My freind, J, tells me he sticks to songs that are lyrical while travelling—gems from Mark Knopfler, Kishore Kumar, Asha Bhosle or Regina Spektor—so that repeat inspections of the words can lay bare complexities he might have earlier missed. I imagine him picking up each pause and prelude like one might hold a hibiscus set aside for dissection, the scenery bolting by, steeped in fresh awareness. The daily commute-survivor prefers copping a spot near a local train door in Mumbai, singing along loudly to nobody’s alarm.
S, a former colleague, cannot imagine exerting his brain in the sweat-Nivea-kanda poha scented rugby scrum that is the inside of a Mumbai train. If he has to suffer the hustle, he’d rather be kept company by music that projects the same raw energy, usually numbers by Mumbai rapper Divine. He claims the tapori language meshes well with harbari around. I toy with the idea of testing the truth of his words on my way back from work, but then remember what had happened the last time I’d tried listening to music on a local train, and weasel out.

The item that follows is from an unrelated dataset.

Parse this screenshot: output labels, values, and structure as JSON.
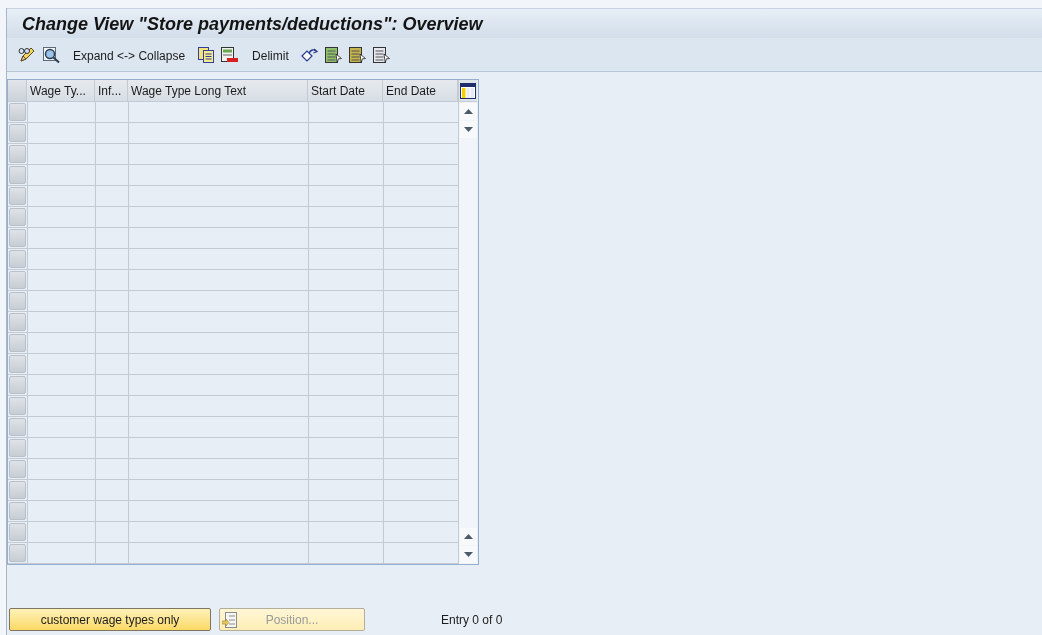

Just out of university and into the city, I would never go anywhere without my headphones—life, after all, had just acquired a dreamy new soundtrack. So it was natural, that I would board a Churchgate-bound train, grooving my brains out to Bombay Vikings’ “Kya Surat Hain.” It was also natural that I would walk straight into the ample bottoms of a feisty friyam chipswali. “Kuthe jaate maraila?!” (“Where the heck are you going?!”) she had barked at a volume that could offend Daler Mehendi. The detail in which I remember the platform, where the train had just pulled in (Matunga), and my ensuing apathy for poor Neeraj Shridhar (the singer), or train rides in general, cemented the song-place-journey theory adequately in my mind.
Sohini Das Gupta
travels with her headphones plugged-in and eyes open. While this doesn't stall the many accidents that tend to punctuate her journeys, it adds some meme-worthy comic relief. She is Assistant Editor at National Geographic Traveller India.